The whole ensemble excels, firmly steered by director Anna D. Shapiro to a hilarious state of bureaucratic and ethical crisis. In the end, consensus is reached, and the community heals—but not without a sacrificial lamb. I left the Friedman Theatre equally amused and disturbed: If a coterie of smart, morally sophisticated citizens devolves into chaos, what hope does a nation of poorly educated yahoos have?

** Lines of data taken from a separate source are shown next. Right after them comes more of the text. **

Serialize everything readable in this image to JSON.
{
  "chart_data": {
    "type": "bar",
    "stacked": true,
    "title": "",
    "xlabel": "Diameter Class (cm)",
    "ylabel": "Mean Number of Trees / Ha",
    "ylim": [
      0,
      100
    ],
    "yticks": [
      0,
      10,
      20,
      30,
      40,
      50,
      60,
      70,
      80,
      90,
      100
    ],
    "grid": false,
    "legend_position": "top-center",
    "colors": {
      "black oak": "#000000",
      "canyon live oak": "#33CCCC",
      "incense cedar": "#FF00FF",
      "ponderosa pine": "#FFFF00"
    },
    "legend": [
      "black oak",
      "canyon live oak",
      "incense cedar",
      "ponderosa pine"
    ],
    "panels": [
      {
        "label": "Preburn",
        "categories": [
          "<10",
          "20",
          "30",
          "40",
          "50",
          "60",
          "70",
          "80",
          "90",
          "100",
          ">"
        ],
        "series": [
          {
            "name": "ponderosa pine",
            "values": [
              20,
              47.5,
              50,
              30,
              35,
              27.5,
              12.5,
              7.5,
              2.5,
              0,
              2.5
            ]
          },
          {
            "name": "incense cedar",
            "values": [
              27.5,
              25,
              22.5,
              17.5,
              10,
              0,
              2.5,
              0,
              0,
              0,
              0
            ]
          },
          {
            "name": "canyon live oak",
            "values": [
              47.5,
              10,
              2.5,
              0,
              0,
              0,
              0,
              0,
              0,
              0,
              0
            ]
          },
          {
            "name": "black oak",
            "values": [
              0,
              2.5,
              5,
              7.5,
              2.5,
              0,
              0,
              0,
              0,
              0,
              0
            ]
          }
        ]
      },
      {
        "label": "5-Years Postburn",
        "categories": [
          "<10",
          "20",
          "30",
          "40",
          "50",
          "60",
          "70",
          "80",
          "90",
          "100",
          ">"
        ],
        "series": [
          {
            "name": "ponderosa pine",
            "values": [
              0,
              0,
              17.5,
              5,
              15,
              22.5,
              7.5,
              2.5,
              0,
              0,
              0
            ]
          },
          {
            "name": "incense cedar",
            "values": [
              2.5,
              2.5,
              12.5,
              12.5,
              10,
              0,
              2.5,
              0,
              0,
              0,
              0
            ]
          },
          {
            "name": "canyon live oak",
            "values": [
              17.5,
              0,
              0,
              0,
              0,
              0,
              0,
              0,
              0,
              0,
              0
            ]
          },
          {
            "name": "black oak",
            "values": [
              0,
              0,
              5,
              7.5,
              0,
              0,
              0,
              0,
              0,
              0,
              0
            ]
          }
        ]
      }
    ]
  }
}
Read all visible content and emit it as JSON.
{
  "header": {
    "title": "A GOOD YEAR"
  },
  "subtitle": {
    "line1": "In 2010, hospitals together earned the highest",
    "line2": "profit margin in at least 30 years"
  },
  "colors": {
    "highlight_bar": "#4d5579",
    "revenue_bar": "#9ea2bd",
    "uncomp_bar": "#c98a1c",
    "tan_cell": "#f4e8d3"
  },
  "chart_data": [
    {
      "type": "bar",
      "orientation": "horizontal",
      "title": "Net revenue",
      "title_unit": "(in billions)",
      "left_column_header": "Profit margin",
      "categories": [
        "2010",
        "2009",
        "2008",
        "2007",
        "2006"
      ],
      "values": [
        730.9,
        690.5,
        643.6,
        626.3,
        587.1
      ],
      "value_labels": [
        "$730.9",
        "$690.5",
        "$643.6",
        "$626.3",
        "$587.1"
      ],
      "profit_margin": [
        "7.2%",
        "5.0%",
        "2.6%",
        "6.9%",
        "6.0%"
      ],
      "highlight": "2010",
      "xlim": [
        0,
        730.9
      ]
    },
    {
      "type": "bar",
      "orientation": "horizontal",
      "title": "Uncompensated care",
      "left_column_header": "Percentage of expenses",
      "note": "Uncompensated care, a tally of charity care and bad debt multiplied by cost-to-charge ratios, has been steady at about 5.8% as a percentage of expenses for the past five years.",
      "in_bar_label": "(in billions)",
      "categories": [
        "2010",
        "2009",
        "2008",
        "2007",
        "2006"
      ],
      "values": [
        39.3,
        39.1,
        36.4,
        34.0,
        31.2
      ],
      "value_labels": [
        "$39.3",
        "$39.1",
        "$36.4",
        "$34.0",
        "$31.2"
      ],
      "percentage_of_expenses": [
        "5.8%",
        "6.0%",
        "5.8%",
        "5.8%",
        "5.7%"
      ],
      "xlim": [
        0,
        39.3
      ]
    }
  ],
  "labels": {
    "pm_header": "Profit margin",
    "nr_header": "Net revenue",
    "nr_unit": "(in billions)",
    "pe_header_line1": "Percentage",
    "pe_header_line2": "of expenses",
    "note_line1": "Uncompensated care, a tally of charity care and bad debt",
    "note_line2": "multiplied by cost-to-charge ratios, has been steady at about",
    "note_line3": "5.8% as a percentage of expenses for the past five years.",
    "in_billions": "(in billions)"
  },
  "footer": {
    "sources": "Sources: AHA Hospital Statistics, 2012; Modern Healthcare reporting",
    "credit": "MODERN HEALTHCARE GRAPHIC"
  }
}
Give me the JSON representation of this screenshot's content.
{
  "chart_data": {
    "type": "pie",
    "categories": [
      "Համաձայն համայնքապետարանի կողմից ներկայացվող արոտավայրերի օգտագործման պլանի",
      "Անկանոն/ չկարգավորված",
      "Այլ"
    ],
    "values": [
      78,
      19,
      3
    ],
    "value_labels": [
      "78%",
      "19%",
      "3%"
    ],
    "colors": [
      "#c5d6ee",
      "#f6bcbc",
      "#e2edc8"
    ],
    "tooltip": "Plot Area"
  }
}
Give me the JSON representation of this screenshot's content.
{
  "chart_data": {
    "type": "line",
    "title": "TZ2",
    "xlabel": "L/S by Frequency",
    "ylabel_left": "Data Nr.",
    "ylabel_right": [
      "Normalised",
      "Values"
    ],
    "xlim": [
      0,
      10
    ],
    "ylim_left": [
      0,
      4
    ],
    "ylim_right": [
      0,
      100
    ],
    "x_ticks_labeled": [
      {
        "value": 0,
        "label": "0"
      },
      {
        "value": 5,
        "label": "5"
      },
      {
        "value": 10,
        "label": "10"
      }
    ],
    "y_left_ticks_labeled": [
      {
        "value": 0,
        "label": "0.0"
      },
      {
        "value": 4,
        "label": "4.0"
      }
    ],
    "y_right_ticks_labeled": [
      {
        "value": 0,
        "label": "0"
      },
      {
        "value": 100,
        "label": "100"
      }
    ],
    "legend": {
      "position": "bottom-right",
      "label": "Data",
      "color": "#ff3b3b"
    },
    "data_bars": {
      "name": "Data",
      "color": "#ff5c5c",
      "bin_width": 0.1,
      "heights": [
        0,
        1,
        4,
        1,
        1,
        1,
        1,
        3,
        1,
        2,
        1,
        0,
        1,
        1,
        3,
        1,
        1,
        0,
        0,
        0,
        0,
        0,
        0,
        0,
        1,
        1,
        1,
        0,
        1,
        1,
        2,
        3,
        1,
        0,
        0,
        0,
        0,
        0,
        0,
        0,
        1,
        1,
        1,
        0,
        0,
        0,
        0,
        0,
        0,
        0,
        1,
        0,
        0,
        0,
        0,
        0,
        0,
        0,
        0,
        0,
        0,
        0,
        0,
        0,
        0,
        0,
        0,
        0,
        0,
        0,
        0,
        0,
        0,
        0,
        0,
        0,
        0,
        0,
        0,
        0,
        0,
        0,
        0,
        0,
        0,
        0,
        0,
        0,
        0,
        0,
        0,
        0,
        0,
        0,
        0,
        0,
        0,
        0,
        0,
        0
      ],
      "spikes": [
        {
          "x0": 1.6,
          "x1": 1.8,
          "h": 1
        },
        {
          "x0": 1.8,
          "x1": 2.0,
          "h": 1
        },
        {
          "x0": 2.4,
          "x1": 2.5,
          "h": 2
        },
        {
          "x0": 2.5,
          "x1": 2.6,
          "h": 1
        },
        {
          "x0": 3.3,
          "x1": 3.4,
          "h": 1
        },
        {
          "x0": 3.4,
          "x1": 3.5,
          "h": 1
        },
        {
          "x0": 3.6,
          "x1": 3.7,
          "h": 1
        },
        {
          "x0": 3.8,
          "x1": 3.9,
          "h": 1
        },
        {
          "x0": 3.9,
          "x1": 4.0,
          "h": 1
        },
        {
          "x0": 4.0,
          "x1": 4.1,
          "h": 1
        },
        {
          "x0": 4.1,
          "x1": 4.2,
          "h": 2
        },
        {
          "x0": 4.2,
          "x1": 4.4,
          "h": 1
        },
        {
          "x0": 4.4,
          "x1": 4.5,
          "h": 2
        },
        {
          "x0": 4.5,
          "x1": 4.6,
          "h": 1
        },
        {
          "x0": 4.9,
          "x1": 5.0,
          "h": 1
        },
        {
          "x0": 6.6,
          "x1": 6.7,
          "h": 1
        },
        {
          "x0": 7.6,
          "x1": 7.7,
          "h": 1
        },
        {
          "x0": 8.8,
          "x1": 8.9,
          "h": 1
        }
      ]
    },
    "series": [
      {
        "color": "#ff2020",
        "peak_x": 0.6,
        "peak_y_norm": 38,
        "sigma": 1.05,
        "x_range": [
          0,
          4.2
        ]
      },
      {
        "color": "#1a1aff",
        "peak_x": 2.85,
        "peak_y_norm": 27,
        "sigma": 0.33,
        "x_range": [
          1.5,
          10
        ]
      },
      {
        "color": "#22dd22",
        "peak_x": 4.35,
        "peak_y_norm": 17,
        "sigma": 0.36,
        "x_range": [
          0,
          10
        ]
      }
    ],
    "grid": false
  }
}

There’s no germ that spreads as fast as stupid.

8

Tumult Over Vaccines Bedevils a Well-Heeled Private School in the Whip-Smart ‘Eureka Day’

From: The New York Sun | By: Elysa Gardner | Date: 12/17/2024

Happily, director Anna D. Shapiro, who has an illustrious history of finding comedy in discord, has assigned the role of Suzanne to a theater veteran whose distinctive presence and exquisite comic timing are ideally suited to the part, Jessica Hecht. Ms. Hecht’s Suzanne is, like many women she has played, a little flighty on the surface, but the actress also, eventually, mines the deep pain this character carries inside her with shattering authenticity. Amber Gray brings an effortless dignity to Carina, who quickly finds her footing and emerges as a rival to Suzanne’s authority. As the rather temperamental Meiko and Eli, who’s complacent and a bit clueless but fundamentally decent, Chelsea Yakura-Kurtz and Thomas Middleditch engagingly flirt, spar, and endure their own crises. Don is played by the estimable Bill Irwin, who predictably finds the clown in this scrupulously well-intentioned but overburdened fellow. Don gets to say the last sentence in “Eureka Day,” which serves as a brilliant punchline for a play that finds refreshing humor, and some poignance, in subject matter that has proven burdensome for all of us.